Doctors can hardly conceal their glee, the unions are furious, and managers have been warned that their pay rises
should be 'disciplined'. Mark Crail reports on this year's pay round
Trade union leaders arriving at Richmond House to hear what the government planned to do about this year's pay review body reports were on familiar ground. Most had had many similar meetings with ministers to hear very similar decisions.
But for those on the other side of the table, it was all new. Flanked by health minister Alan Milburn and political aides Simon Stephens and Joe McCrea, health secretary Frank Dobson admitted that he had some good news, and some bad news, to impart.
'I've never done this before,' he told them, before admitting that - just as Conservative ministers did last year and in defiance of the review bodies' recommendations - he intended to stage the awards.
John Chisholm, chair of the British Medical Association's general medical services committee, told the Journal: 'It was a very similar message to previous years, but ministers obviously have different personalities. Frank Dobson is a very genial man.'
The news he had to impart, however, was greeted with predictable disappointment among the unions, with the staff side of the professions allied to medicine claiming that it represented the fourth pay cut in a row for their members.
The settlement means all groups covered by the review bodies will get 2 per cent from April, with a further rise from 1 December, giving a third of a million nurses and more than 40,000 PAMs a full-year increase worth 3.8 per cent.
But the second-stage increase will mean a total increase of 4.2 per cent on the pay of 40,000 hospital doctors - and a substantial 5.2 per cent to the net income of nearly 30,000 GPs. Emerging from the briefing, doctors' leaders could barely conceal their glee.
By the time the recommendations are implemented in full, GPs working full time can expect to earn pounds51,970 basic pay, plus a further pounds3,500 as a result of hitting health targets. A further pounds60m will be distributed later by agreement with the profession.
Unusually, both the doctors' and nurses' review bodies feel the need to use their reports to assert their independence, and to restate their view that their prime objective was to be fair both to the taxpayer and to the staff groups within their remit.
All review body chairs were called in by chancellor Gordon Brown at the end of last year to be lectured on financial probity.
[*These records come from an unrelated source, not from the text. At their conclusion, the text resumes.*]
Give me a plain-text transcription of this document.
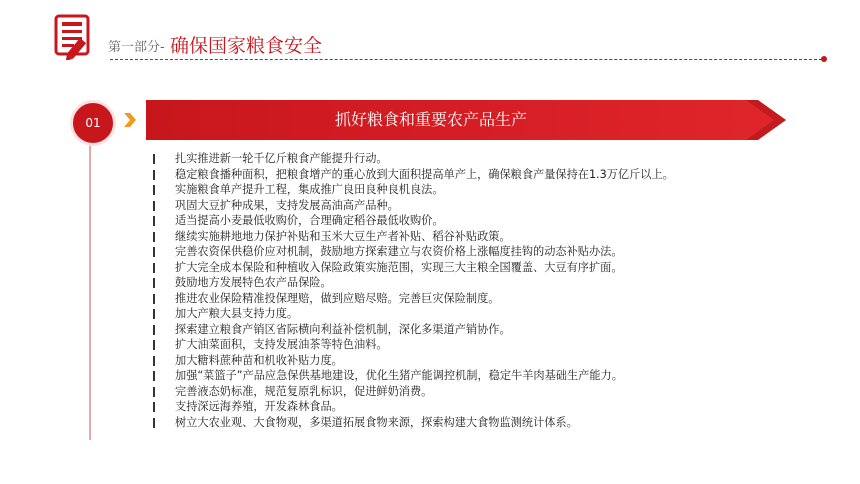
第一部分- 确保国家粮食安全
01	抓好粮食和重要农产品生产
扎实推进新一轮千亿斤粮食产能提升行动。
稳定粮食播种面积，把粮食增产的重心放到大面积提高单产上，确保粮食产量保持在1.3万亿斤以上。
实施粮食单产提升工程，集成推广良田良种良机良法。
巩固大豆扩种成果，支持发展高油高产品种。
适当提高小麦最低收购价，合理确定稻谷最低收购价。
继续实施耕地地力保护补贴和玉米大豆生产者补贴、稻谷补贴政策。
完善农资保供稳价应对机制，鼓励地方探索建立与农资价格上涨幅度挂钩的动态补贴办法。
扩大完全成本保险和种植收入保险政策实施范围，实现三大主粮全国覆盖、大豆有序扩面。
鼓励地方发展特色农产品保险。
推进农业保险精准投保理赔，做到应赔尽赔。完善巨灾保险制度。
加大产粮大县支持力度。
探索建立粮食产销区省际横向利益补偿机制，深化多渠道产销协作。
扩大油菜面积，支持发展油茶等特色油料。
加大糖料蔗种苗和机收补贴力度。
加强“菜篮子”产品应急保供基地建设，优化生猪产能调控机制，稳定牛羊肉基础生产能力。
完善液态奶标准，规范复原乳标识，促进鲜奶消费。
支持深远海养殖，开发森林食品。
树立大农业观、大食物观，多渠道拓展食物来源，探索构建大食物监测统计体系。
But for the doctors' review body in particular, this has been a difficult year in which it faced growing discontent among doctors.
Delegates to the local medical committees' conference last year came within a hair's breadth of demanding the resignation of all its members, while review body chair and Yorkshire Water chief Brandon Gough came in for especially heated criticism.
Both review bodies also slapped the NHS Confederation on the wrists for claiming in its evidence that while it wanted to see a pay award 'which is both reasonable and affordable... these two objectives cannot both be achieved in 1998-99'.
As the nurses' pay review body commented: 'We considered it regrettable that the NHS Confederation felt constrained to seek an award which would, in its own view, be affordable but not reasonable.'
But there were few criticisms of either review body, and most staff-side bodies concentrated on the detail rather than the overall level of their recommendations, while the NHS Confederation raised concerns about affordability in 1999-2000.
Confederation chief executive Stephen Thornton said: 'Given these awards, the first 1 per cent of any new money the NHS gets in 1999-2000 will have to go on funding their full-year impact.'
But he was satisfied that the 2.7 per cent effect on the next year's pay bill could be met from the money already allocated to the NHS. He said the confederation would be 'looking for a commitment from the government' to meet the full-year bill.
Meanwhile, local union and trust negotiators will be looking to the small print. Local pay may, at least for the time being, be dead, but some of its manifestations live on.
With a generosity that will be lost on many trusts, the nurses' pay review body suggested that 'where trusts wish to settle at above our recommended salary scales for 1998-99, they should continue to have the discretion to do so'.
It said that, although unable to recommend national increases in lead payments and allowances, trusts should 'bear in mind' the impact that not increasing them had on morale, and went on: 'We urge trusts to increase relevant leads and allowances.'
It also proposed a series of discretionary pay points for senior clinical nurses and PAMs which could add up to pounds1,200 to the pay of clinicians at the top of existing pay scales. Details of that will be thrashed out later by national negotiating bodies.
And, with a warning shot across the bows of local pay enthusiasts, it added its 'view that our recommendations should apply to nursing staff on shadow Whitley contracts in the same way as they apply to staff on Whitley contracts'.
The final word, however, must surely go to 'genial' Frank Dobson, who could not resist preaching his message of being 'as fair as we can to all staff'.
Or, as he went on: 'That means applying the same overall discipline on pay to all staff in the NHS - including managers. And I shall be making it clear to the chairmen of trusts and health authorities that I expect them to make it stick.'
Review Body on Doctors' and Dentists' Remuneration: 27th report, 1998. The Stationery Office. pounds14. Review Body for Nursing Staff Midwives, Health Visitors and Professions Allied to Medicine: 5th report on nursing staff, midwives and health visitors, 1998. The Stationery Office. pounds9.